Número 74% maior quando comparado a igual período do ano passado, quando
3.308 condutores foram multados pela irregularidade.
Além disso, nos cinco primeiros meses deste ano, 12.510 estavam guiando
algum veículo sem Certificado de Registro e Licenciamento de Veículo
(CRLV). Em 2016, também no mesmo intervalo de tempo, 5.421 ou 36, em
média diariamente, encontravam-se sem o documento obrigatório. Um
aumento de 131% em relação a 2016.
Quando alguém é flagrado em uma dessas situações o veículo é
apreendido. Se a pessoa for dona do automóvel, ela tem que pagar uma
multa que pode chegar a R$ 780,41 (R$ 293,47 x 3). Caso a pessoa esteja
dirigindo um veículo emprestado, o proprietário do carro é punido com
autuação do mesmo valor e ainda tem a CNH suspensa.

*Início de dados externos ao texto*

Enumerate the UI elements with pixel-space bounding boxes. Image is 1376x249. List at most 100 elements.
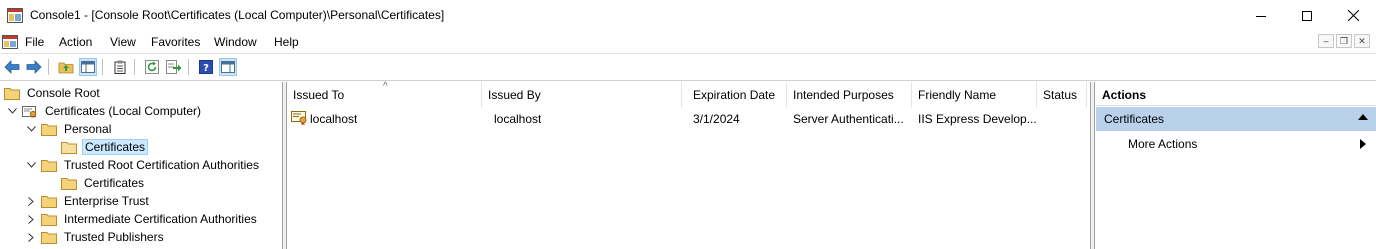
- back-arrow-icon: [4, 60, 20, 74]
- more-actions-label: More Actions: [1128, 137, 1198, 151]
- tree-label: Intermediate Certification Authorities: [64, 212, 257, 226]
- folder-icon: [41, 123, 57, 136]
- menu-action[interactable]: Action: [59, 35, 92, 49]
- console-tree: Console Root Certificates (Local Compute…: [0, 82, 283, 249]
- toolbar-separator: [188, 59, 189, 75]
- certificates-snapin-icon: [22, 105, 37, 118]
- menu-help[interactable]: Help: [274, 35, 299, 49]
- cell-friendly-name: IIS Express Develop...: [918, 112, 1036, 126]
- show-hide-console-tree-button[interactable]: [79, 58, 97, 76]
- tree-label: Console Root: [27, 86, 100, 100]
- export-list-icon: [166, 60, 182, 74]
- folder-icon: [41, 159, 57, 172]
- help-icon: ?: [199, 60, 213, 74]
- refresh-icon: [145, 60, 159, 74]
- column-header-label: Expiration Date: [693, 88, 776, 102]
- actions-header: Actions: [1096, 84, 1376, 106]
- close-icon: [1347, 10, 1359, 21]
- column-header-label: Status: [1043, 88, 1078, 102]
- maximize-button[interactable]: [1284, 0, 1330, 31]
- tree-item-trusted-publishers[interactable]: Trusted Publishers: [25, 228, 166, 246]
- minimize-icon: [1256, 15, 1266, 17]
- actions-section-label: Certificates: [1104, 112, 1165, 126]
- folder-open-icon: [61, 141, 77, 154]
- certificate-icon: [291, 111, 307, 126]
- submenu-arrow-icon: [1360, 139, 1366, 149]
- column-header-intended-purposes[interactable]: Intended Purposes: [787, 82, 912, 108]
- console-menu-icon[interactable]: [2, 34, 18, 50]
- column-header-label: Friendly Name: [918, 88, 997, 102]
- tree-label: Certificates: [84, 176, 145, 190]
- tree-label: Trusted Root Certification Authorities: [64, 158, 259, 172]
- tree-item-console-root[interactable]: Console Root: [4, 84, 102, 102]
- chevron-right-icon[interactable]: [25, 231, 37, 243]
- tree-label: Trusted Publishers: [64, 230, 164, 244]
- cell-expiration-date: 3/1/2024: [693, 112, 740, 126]
- cell-issued-by: localhost: [494, 112, 542, 126]
- menu-favorites[interactable]: Favorites: [151, 35, 200, 49]
- up-one-level-button[interactable]: [57, 58, 75, 76]
- show-hide-action-pane-button[interactable]: [219, 58, 237, 76]
- tree-item-certificates-local-computer[interactable]: Certificates (Local Computer): [6, 102, 203, 120]
- cell-issued-to: localhost: [310, 112, 358, 126]
- chevron-down-icon[interactable]: [25, 123, 37, 135]
- window-title: Console1 - [Console Root\Certificates (L…: [30, 8, 445, 22]
- chevron-right-icon[interactable]: [25, 213, 37, 225]
- column-header-label: Issued To: [293, 88, 345, 102]
- tree-label: Certificates (Local Computer): [45, 104, 202, 118]
- toolbar-separator: [134, 59, 135, 75]
- folder-icon: [61, 177, 77, 190]
- minimize-button[interactable]: [1238, 0, 1284, 31]
- folder-icon: [41, 213, 57, 226]
- tree-item-intermediate-ca[interactable]: Intermediate Certification Authorities: [25, 210, 259, 228]
- menu-view[interactable]: View: [110, 35, 136, 49]
- tree-item-enterprise-trust[interactable]: Enterprise Trust: [25, 192, 151, 210]
- menu-window[interactable]: Window: [214, 35, 257, 49]
- console-tree-icon: [81, 61, 95, 73]
- tree-label: Personal: [64, 122, 112, 136]
- forward-button[interactable]: [25, 58, 43, 76]
- clipboard-icon: [114, 60, 126, 74]
- mmc-app-icon: [7, 8, 23, 23]
- mdi-controls: – ❐ ✕: [1316, 34, 1370, 48]
- tree-item-trusted-root-ca[interactable]: Trusted Root Certification Authorities: [25, 156, 261, 174]
- tree-item-trusted-root-certificates[interactable]: Certificates: [61, 174, 146, 192]
- collapse-up-icon[interactable]: [1358, 114, 1368, 120]
- table-row[interactable]: localhost localhost 3/1/2024 Server Auth…: [287, 109, 1087, 129]
- forward-arrow-icon: [26, 60, 42, 74]
- tree-item-personal-certificates[interactable]: Certificates: [61, 138, 149, 156]
- menu-bar: File Action View Favorites Window Help –…: [0, 31, 1376, 53]
- tree-item-personal[interactable]: Personal: [25, 120, 113, 138]
- mdi-restore-button[interactable]: ❐: [1336, 34, 1352, 48]
- svg-text:?: ?: [203, 63, 209, 74]
- column-header-expiration-date[interactable]: Expiration Date: [687, 82, 787, 108]
- export-list-button[interactable]: [165, 58, 183, 76]
- tree-label: Certificates: [82, 139, 149, 155]
- folder-icon: [41, 231, 57, 244]
- column-header-status[interactable]: Status: [1037, 82, 1087, 108]
- chevron-down-icon[interactable]: [6, 105, 18, 117]
- mdi-minimize-button[interactable]: –: [1318, 34, 1334, 48]
- chevron-down-icon[interactable]: [25, 159, 37, 171]
- folder-up-icon: [58, 62, 74, 74]
- column-header-friendly-name[interactable]: Friendly Name: [912, 82, 1037, 108]
- column-header-label: Issued By: [488, 88, 541, 102]
- menu-file[interactable]: File: [25, 35, 44, 49]
- sort-ascending-icon: ^: [383, 81, 388, 92]
- chevron-right-icon[interactable]: [25, 195, 37, 207]
- toolbar-separator: [48, 59, 49, 75]
- help-button[interactable]: ?: [197, 58, 215, 76]
- more-actions-item[interactable]: More Actions: [1096, 133, 1376, 155]
- close-button[interactable]: [1330, 0, 1376, 31]
- actions-section-certificates[interactable]: Certificates: [1096, 107, 1376, 131]
- back-button[interactable]: [3, 58, 21, 76]
- column-header-issued-by[interactable]: Issued By: [482, 82, 682, 108]
- properties-button[interactable]: [111, 58, 129, 76]
- column-header-issued-to[interactable]: Issued To ^: [287, 81, 482, 108]
- refresh-button[interactable]: [143, 58, 161, 76]
- tree-label: Enterprise Trust: [64, 194, 149, 208]
- title-bar: Console1 - [Console Root\Certificates (L…: [0, 0, 1376, 31]
- action-pane-icon: [221, 61, 235, 73]
- certificate-list: Issued To ^ Issued By Expiration Date In…: [286, 81, 1091, 249]
- mdi-close-button[interactable]: ✕: [1354, 34, 1370, 48]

Para o perito em trânsito, José Almeida Júnior, dirigir sem CNH é um
risco para todos envolvidos no trânsito. "A pessoa acha que não vai
acontecer nada se sair por aí dirigindo ou pilotando moto sem estar
habilitado ou sem o licenciamento do veículo. É preciso entender de uma
vez por todos é isso é muito perigoso e coloca vidas em risco", aponta,
explicando que mesmo não sendo crime tipificado no CTB, em casos de
pessoas com menos de 18 anos, os pais devem responder pelos atos de quem
não é habilitado quando há um acidente ou infração, ou seja, uma prisão
em flagrante.
O psicólogo especializado em trânsito, José Wagner Morais, disse que
muitas pessoas apreendem a dirigir com os pais, mas não foram habituadas
a respeitar as regras do trânsito, não têm conhecimento da sinalização,
de direção defensiva, o que pode provocar vários acidentes durante o
percurso e até mortes.
Um outro ponto colocado pelo especialista é o aumento da frota. "Isso
requer da parte dos órgãos, como da Autarquia Municipal de Trânsito
(AMC) e Detran mais investimentos no controle e fiscalização", frisa. A
frota de veículos da Capital é primeira do Norte e Nordeste e a sétima
maior do Brasil, com pouco mais de um milhão de veículos.